Но это еще не все. Завтра он арестует еще одного очень любопытного человека, и этот арест разом переломит весь ход дела. Кто этот человек? О, этого полковнику он пока не скажет. Достаточно того, что он получил из бумаг. А там подойдут заключения экспертов, и, глядишь, он свое наверстает. Как бы господину полковнику еще извиняться не пришлось!..

Ответ из Самарского отделения государственного банка пришел в тот же день. Леонтьев дрожащими руками вскрыл конверт и, пропуская все ненужное, канцелярское, стал жадно читать:

«…были ли выданы из банка артельщикам кредитные билеты 25-рублевого достоинства за №№ 626201—626400, это мне неизвестно. По осмотру в кладовой банка оказались 25-рублевые кредитные билеты высших и низших номеров, поэтому можно заключить, что означенные номера билетов находились в банке.
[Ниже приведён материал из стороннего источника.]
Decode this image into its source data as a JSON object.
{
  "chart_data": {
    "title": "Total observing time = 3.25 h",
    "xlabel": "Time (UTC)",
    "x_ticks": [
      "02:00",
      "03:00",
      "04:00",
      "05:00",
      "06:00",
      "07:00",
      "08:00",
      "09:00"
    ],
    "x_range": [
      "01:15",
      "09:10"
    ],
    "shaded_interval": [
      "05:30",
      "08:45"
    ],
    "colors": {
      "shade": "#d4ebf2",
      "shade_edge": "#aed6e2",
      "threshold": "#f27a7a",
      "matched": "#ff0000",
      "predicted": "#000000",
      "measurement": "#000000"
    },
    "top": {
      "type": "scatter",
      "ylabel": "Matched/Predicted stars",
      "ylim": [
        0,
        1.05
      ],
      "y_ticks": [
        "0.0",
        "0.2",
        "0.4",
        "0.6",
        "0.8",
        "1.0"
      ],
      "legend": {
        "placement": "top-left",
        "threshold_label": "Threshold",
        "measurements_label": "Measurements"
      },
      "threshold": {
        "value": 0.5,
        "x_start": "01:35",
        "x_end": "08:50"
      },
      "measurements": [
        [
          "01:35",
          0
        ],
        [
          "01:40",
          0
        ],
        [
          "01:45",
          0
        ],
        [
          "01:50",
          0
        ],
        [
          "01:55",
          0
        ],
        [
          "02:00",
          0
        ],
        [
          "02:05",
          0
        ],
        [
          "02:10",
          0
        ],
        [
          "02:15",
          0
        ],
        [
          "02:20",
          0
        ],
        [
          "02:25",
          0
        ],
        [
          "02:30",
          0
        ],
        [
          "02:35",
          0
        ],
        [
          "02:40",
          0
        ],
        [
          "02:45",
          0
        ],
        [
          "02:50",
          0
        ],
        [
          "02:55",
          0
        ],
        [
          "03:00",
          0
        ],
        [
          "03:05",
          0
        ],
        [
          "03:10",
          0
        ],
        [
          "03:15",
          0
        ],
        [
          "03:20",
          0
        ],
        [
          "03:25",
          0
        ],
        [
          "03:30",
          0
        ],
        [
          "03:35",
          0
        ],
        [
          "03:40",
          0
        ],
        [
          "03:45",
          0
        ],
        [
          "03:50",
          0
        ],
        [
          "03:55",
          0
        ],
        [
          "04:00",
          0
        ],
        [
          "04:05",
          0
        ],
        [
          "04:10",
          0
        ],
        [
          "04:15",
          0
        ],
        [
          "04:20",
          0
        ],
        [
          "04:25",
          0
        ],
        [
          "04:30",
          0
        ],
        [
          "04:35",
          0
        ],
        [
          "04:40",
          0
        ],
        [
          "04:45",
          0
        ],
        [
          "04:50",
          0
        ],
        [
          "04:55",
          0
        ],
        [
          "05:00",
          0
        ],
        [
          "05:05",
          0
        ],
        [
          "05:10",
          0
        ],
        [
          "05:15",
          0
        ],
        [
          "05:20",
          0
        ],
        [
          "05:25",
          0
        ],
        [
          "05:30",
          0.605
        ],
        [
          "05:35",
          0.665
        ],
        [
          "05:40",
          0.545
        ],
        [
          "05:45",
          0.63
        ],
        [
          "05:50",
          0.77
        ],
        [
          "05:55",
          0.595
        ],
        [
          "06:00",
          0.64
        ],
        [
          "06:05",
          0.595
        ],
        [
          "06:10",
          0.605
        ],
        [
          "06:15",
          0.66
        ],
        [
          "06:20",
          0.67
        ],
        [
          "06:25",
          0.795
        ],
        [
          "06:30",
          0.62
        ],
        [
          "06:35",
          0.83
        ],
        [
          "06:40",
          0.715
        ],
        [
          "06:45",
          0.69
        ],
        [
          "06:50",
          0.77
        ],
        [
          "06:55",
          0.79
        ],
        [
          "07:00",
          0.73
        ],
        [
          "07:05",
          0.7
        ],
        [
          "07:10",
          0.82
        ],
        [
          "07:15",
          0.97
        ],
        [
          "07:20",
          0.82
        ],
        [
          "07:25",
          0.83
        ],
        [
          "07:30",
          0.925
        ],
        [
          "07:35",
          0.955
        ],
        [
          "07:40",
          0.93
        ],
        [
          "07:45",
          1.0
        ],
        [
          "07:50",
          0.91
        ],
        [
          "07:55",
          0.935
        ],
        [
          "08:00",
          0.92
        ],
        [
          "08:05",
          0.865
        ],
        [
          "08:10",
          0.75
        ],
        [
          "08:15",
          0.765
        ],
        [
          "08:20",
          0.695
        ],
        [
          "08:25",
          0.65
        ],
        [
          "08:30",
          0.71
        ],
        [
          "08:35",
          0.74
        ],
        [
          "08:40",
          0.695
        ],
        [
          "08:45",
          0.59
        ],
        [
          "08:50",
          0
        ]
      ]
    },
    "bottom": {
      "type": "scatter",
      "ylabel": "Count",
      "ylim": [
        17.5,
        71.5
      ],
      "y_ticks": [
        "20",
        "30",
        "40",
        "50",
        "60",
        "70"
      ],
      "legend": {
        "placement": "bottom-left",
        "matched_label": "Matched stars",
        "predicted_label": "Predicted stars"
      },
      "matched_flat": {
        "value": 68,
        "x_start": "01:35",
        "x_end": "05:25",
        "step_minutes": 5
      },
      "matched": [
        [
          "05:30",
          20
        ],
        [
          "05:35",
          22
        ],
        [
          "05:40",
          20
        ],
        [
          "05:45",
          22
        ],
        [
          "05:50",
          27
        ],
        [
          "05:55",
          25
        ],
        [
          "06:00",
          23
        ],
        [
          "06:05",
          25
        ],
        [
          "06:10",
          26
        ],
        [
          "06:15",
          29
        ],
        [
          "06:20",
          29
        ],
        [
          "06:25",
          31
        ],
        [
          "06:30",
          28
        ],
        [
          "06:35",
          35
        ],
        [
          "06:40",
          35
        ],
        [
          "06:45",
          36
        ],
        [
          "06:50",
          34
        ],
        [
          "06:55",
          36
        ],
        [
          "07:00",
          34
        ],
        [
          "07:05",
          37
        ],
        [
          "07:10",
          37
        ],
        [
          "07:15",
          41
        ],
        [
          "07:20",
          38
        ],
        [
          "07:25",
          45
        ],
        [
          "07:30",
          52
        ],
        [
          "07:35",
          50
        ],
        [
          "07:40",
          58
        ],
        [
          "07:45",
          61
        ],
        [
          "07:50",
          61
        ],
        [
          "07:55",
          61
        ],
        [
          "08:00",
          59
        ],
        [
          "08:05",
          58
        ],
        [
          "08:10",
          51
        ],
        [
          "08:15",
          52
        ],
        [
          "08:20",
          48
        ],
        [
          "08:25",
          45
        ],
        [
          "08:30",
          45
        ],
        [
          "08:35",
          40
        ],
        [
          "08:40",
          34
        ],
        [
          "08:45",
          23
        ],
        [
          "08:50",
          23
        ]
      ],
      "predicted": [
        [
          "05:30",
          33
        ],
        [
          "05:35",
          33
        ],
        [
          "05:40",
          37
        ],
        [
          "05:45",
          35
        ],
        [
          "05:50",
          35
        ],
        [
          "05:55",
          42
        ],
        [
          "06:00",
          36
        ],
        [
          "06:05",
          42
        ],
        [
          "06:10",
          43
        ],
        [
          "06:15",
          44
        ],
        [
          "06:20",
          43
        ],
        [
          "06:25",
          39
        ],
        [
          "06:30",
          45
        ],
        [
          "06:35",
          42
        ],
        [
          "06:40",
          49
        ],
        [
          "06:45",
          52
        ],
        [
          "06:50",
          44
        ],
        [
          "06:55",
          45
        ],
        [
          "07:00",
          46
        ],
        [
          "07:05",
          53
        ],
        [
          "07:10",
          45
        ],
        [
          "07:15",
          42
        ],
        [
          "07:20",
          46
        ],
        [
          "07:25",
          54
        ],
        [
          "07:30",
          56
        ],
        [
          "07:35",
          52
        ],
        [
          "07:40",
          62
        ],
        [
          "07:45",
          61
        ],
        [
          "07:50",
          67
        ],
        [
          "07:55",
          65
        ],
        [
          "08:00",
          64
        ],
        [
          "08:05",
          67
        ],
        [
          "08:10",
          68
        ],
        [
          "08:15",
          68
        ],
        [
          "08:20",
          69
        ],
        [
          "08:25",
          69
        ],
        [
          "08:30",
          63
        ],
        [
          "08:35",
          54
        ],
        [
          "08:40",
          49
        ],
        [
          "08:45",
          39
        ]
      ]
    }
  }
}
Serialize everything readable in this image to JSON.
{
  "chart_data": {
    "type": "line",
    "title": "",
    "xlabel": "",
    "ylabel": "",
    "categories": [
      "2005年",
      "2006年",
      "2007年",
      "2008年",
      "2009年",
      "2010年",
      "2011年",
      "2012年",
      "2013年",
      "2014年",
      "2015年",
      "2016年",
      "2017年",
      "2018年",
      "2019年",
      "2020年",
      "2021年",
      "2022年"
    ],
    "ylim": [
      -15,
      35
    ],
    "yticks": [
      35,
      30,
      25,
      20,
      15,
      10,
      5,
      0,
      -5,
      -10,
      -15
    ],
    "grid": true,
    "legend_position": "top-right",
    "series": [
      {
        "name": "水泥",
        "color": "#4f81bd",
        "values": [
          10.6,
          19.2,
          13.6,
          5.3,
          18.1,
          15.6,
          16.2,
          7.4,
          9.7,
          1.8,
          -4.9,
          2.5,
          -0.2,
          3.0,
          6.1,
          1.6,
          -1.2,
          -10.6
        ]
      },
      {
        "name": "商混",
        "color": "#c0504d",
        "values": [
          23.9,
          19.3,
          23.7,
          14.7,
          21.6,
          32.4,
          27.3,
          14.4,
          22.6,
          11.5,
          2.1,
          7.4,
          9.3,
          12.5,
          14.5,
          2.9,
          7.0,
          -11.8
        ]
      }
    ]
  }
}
Из С.-Петербургского Государственного банка кредитные билеты присылаются пачками в 1000 листов. По справкам в препроводительных бумагах оказалось, что номера присланных 25-рублевых билетов не обозначены…»

Пока он читал, пот залил ему лицо. Вытащив платок, он судорожно вытер его и почувствовал, что начинает зябнуть.

Опять неудача! Все эти дни он, можно сказать, только и жил тем, что верил и ждал. Теперь же рухнуло и это. Деньги, изъятые у Кадомцевых, для суда уже не улика. Сам он может быть тысячу раз уверенным, что они взяты именно из ящика артельщика, и тем не менее это не улика. Невозможно доказать почти очевидное! Позор да и только!..

От досады на самого себя, на безалаберность российских банков (не могли даже номеров записать, растяпы!) он готов был расплакаться, но тут зазуммерил телефон, и он поспешил к аппарату. Следователь из окружного суда сообщил о готовности экспертиз белого порошка и «бомбы», обнаруженных и изъятых по обыску у Кадомцевых. Спрашивал, подослать ли, как будто сам не знал, как ждет он всех этих материалов! Олух царя небесного! Болван березовый! Дурак!..

Высказав следователю все, что он о нем думает, ротмистр бросил трубку и через несколько минут услышал стук в дверь. Запыхавшийся рассыльный принес акты экспертиз. Леонтьев расписался в получении, выпроводил рассыльного (вот как нужно работать, господа!) и тут же принялся читать.

Сначала о порошке:

«Судебно-химическое исследование порошка в бумаге с надписью «Мышьяк» и четырех патронов с пулями револьвера «Браунинг»: а) исследованный белый порошок есть белый мышьяк, б) в отверстиях и надрезах пулек присутствие какого-либо яда не обнаружено».

Потом — о «бомбе»:

«Предъявленный мне цилиндр в ремонте в токарном цехе не был и таких цилиндров там не вырабатывалось, а ввинченные в него гайки находятся в большом количестве в токарном цехе, где они заказываются целыми сотнями и каждая стоит копеек 25. Называются они крышками масленок — дышловых и кулисного движения…»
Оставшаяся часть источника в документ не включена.